GamesBeat: Are you thinking about the future in any particular way, toward any particular direction you want to go?
MacIntyre: We’re focused on expanding our business with content creators and distributors on a global basis. You’re going to see us attack some new verticals that are more targeted. For example, we’ll begin to focus on true educational content that could be sold into the school environment. We’ll partner with some of the big education companies. We see the true education vertical, as opposed to edutainment, as an area we’re really interested in.
We’ll launch some video-only initiatives as well. We think that there’s an opportunity merge video and games as an entertainment experience. I hope we wake up five years from now doing business with all the largest media companies and pay TV companies and educational companies, creating a foundation for quality kids’ content on mobile networks.
GamesBeat: Is there anything else we haven’t touched on?
MacIntyre: The big learning for me has been that it’s not trivial to start a business that creates a new platform in a new category. It’s been a very interesting evolutionary process over the last four years. It’s been cool to see us get traction with consumers, developers, and enterprise partners.

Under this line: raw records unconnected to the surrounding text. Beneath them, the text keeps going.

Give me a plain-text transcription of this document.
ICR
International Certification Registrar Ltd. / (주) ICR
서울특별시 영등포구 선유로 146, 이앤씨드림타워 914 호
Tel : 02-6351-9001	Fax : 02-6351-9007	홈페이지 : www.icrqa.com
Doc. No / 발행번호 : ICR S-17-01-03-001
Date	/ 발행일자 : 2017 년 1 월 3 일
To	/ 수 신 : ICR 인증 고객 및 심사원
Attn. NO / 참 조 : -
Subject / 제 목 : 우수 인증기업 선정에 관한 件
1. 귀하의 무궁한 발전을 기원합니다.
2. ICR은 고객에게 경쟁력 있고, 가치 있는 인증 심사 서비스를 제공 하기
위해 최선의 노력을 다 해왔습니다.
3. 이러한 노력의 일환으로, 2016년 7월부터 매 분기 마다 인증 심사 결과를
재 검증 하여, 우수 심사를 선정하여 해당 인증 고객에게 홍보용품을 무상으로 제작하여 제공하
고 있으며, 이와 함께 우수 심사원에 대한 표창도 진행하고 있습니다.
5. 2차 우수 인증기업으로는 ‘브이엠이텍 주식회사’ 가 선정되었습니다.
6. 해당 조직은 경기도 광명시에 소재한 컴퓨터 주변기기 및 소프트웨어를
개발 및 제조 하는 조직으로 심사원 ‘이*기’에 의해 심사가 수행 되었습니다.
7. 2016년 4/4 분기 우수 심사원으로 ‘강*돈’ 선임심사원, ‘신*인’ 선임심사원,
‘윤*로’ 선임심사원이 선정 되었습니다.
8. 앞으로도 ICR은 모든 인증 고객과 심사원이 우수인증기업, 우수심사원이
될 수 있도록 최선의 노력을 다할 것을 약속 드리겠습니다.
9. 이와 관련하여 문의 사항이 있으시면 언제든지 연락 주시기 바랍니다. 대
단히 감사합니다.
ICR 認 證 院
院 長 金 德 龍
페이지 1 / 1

Weeks ago I went to Malaysia, where I participated in what was essentially the first game developers’ conference in Malaysia. It was sponsored by our partner, Astro, which had an innovation day and a game developers’ day. They brought in people like me from around the world to talk to around 250 developers from southeast Asia there. It was amazing — one part GDC and one part Casual Connect. There were probably 15 developers making quality edutainment-oriented content that we’ll then bring into our various networks.
A lot of times you see western developers wanting to get access to the east. That’s part of what we do when we distribute content in southeast Asia. But it’s interesting for us to see that there’s a whole range of developers in a very small country all making content that could make it here in western markets. It’s a privilege to meet them and figure out how that could work with our various partners. You’ll see more of that happen as we become more established as a leader in education and game content globally.
The best is yet to come. As we begin to figure out more interesting ways to monetize our content and understand the audience, I see big things for Fingerprint and for mobile in general.